Debt and Rising Costs Impact Travelport Performance

The latest results from Travelport reveal the company, which owns the  Galileo and Worldspan GDS plus 48% of Orbitz, continues to struggle under the weight of a massive debt load accumulated during its acquisitive years. Travelport still has US$3.2 billion in debt after paying down US$655 million from the sale of Gullivers Travel Associates to Kuoni.

Adding pressure is some of that debt has been restructured at higher interest rates, while its cost of revenue increased 6% in tyhe first six months of 2011.

As for the Travelport businesses, they are generally flat with wins in some areas being offset by losses in others. Here is what CEO Gordon Wilson had to say:

“Travelport’s Net Revenue of $1,061 million for the first half of 2011 represented a $5 million increase compared to the corresponding period in the prior year.

“Operating Income and EBITDA were $145 million and $258 million, respectively, for the first half of 2011, with a decrease of 6% in Operating Income and an increase of 1% in EBITDA compared to 2010.

“Adjusted EBITDA was $283 million for the first half of 2011, a 4% decrease compared to 2010.

“Net Revenue increased compared to last year due to $5 million incremental Airline IT Solutions revenue.

“Transaction processing revenue remained flat compared to the prior year, with an increase in transaction processing revenue in Europe and Asia Pacific offset by decreases in the Americas and the Middle East and Africa.

“Operating Income declined $9 million (6%) due to an increase in cost of revenue.

“Interest costs of $149 million were $20 million higher for the first half of 2011 than for 2010 due to higher interest rates arising from amendments made to our senior secured credit agreement in the fourth quarter of 2010 partially offset by a reduction as a result of the early repayment of $655 million in term loans following the sale of GTA.

“During the six months ended June 30, 2011, Travelport generated $98 million in net cash provided by operating activities of continuing operations, an $8 million decrease from 2010, resulting from higher cash interest paid and improved operating working capital.

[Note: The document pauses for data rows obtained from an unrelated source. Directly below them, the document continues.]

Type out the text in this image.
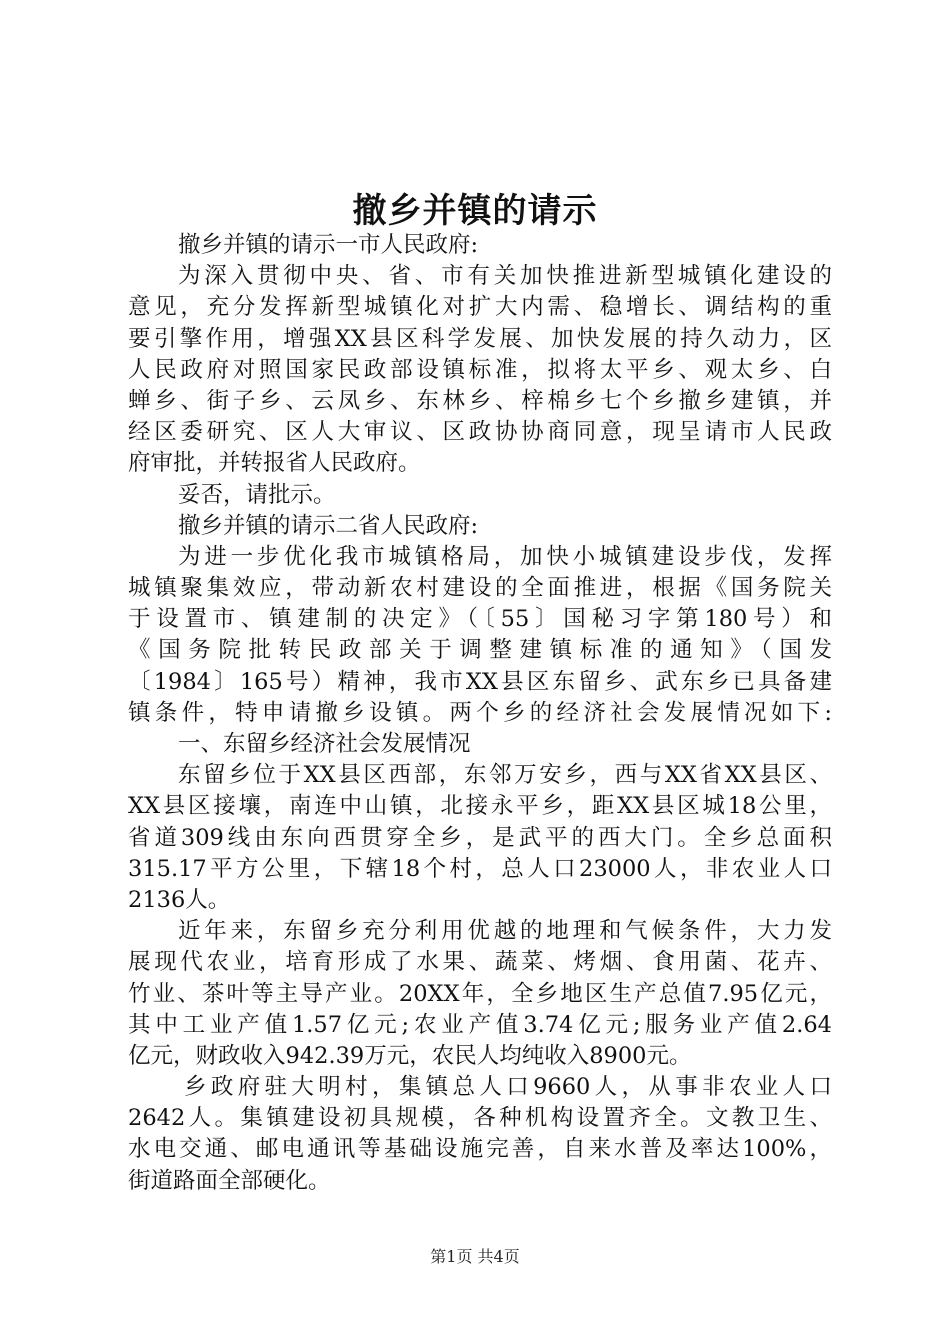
撤乡并镇的请示
撤乡并镇的请示一市人民政府:
为深入贯彻中央、省、市有关加快推进新型城镇化建设的
意见，充分发挥新型城镇化对扩大内需、稳增长、调结构的重
要引擎作用，增强XX县区科学发展、加快发展的持久动力，区
人民政府对照国家民政部设镇标准，拟将太平乡、观太乡、白
蝉乡、街子乡、云凤乡、东林乡、梓棉乡七个乡撤乡建镇，并
经区委研究、区人大审议、区政协协商同意，现呈请市人民政
府审批，并转报省人民政府。
妥否，请批示。
撤乡并镇的请示二省人民政府:
为进一步优化我市城镇格局，加快小城镇建设步伐，发挥
城镇聚集效应，带动新农村建设的全面推进，根据《国务院关
于设置市、镇建制的决定》（〔55〕国秘习字第180号）和
《国务院批转民政部关于调整建镇标准的通知》（国发
〔1984〕165号）精神，我市XX县区东留乡、武东乡已具备建
镇条件，特申请撤乡设镇。两个乡的经济社会发展情况如下:
一、东留乡经济社会发展情况
东留乡位于XX县区西部，东邻万安乡，西与XX省XX县区、
XX县区接壤，南连中山镇，北接永平乡，距XX县区城18公里，
省道309线由东向西贯穿全乡，是武平的西大门。全乡总面积
315.17平方公里，下辖18个村，总人口23000人，非农业人口
2136人。
近年来，东留乡充分利用优越的地理和气候条件，大力发
展现代农业，培育形成了水果、蔬菜、烤烟、食用菌、花卉、
竹业、茶叶等主导产业。20XX年，全乡地区生产总值7.95亿元，
其中工业产值1.57亿元;农业产值3.74亿元;服务业产值2.64
亿元，财政收入942.39万元，农民人均纯收入8900元。
乡政府驻大明村，集镇总人口9660人，从事非农业人口
2642人。集镇建设初具规模，各种机构设置齐全。文教卫生、
水电交通、邮电通讯等基础设施完善，自来水普及率达100%，
街道路面全部硬化。
第1页 共4页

“On May 5, 2011, Travelport completed the sale of its Gullivers Travel Associates (“GTA”) business to Kuoni Travel Holdings Limited (“Kuoni”).  Proceeds from the sale, together with existing cash, were used to repay $655 million of indebtedness outstanding under our senior secured credit agreement.

“As a result, Travelport’s net debt was reduced to $2,816 million as of June 30, 2011, which comprised debt of $3,241 million less $288 million in cash and cash equivalents and less $137 million of restricted cash provided as collateral.”